Real Qwen3 inference on infrastructure we own. A signed receipt chain across three tiers, written to our own audit ledger. A live tamper test that caught a single mutated byte. Built and torn down in one work session, with the cost broken out below.
The HALO project is a sovereign hybrid AI architecture: an embodied sensor tier, a local routing tier on a phone, and an inference substrate running open-weights MoE inference on infrastructure the tenant controls. The previous post laid out the wire protocol, the receipt schema, and the work packages. The job for this session was simpler: actually run it end to end, with real inference and signed receipts, on real AWS.
Scope for the Day-1 run:
Qwen3-30B-A3B-Instruct loaded onto an r7iz.4xlarge in our Howdify Lab VPC, generating real tokens for a real prompthowdify-receipts DynamoDB tableBelow is the literal log from the working run, with the loading-progress noise trimmed.

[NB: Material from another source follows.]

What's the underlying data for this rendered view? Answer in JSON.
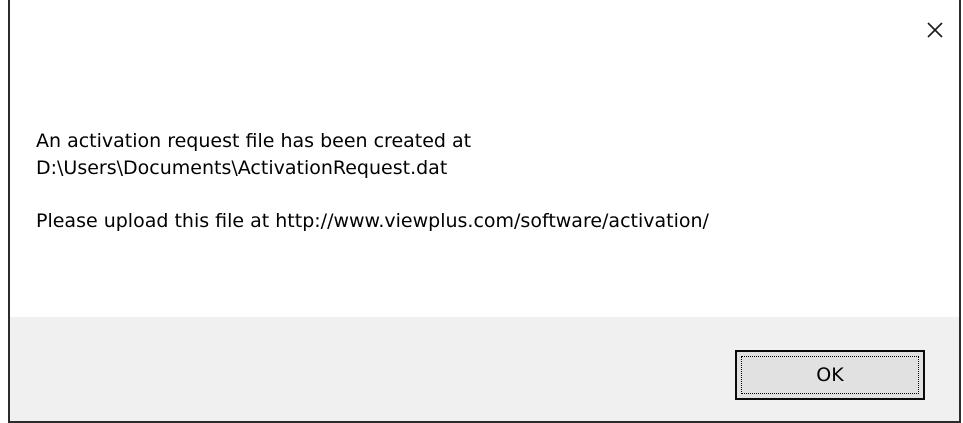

=== HALO end-to-end demo at 2026-05-27T22:19:09 UTC === session_id = 323fbf8f-0c73-481f-8b7b-03fc7a325abd tenant_id = halo-demo-tenant model = /data/models/Qwen3-30B-A3B [0/5] derive HKDF keys TIER_KEY[0..2] derived (32B each) [1/5] TIER 0: simulated sensor capture, audio chunk receipt_id=d80e9016-..., hmac=3e66a9b0... ✓ signed [2/5] TIER 1: routing decision, escalate to substrate receipt_id=803e334e-..., hmac=02a04a2a... ✓ signed, parent-pointer to T0 [3/5] TIER 2: load Qwen3-30B-A3B model loaded in 9.6s prompt: 'What is sovereign inference, in one sentence?' (9 tokens) generated 32 tokens in 5.1s = 6.260 tok/s decoded: ' Sovereign inference is the process by which a sovereign entity, such as a nation-state, draws logical conclusions or makes decisions based on its own authority, independent of' receipt_id=adbb6cb9-..., hmac=712fc224... ✓ signed, parent-pointer to T1 [4/5] HALO-VERIFY: walk chain, check HMACs + parent pointers CLEAN PATH RESULT: PASS - 3 receipts verified, chain intact [5/5] TAMPER TEST: flip one byte in Tier 2 payload, re-verify mutated event_payload.output_preview on receipt adbb6cb9-... TAMPERED PATH RESULT: CORRECTLY DETECTED HMAC FAIL at receipt adbb6cb9-... (tier 2, kind halo_tier_response) === demo done at 2026-05-27T22:29:33 UTC === 3 receipts in howdify-receipts (org_id=halo-demo-tenant)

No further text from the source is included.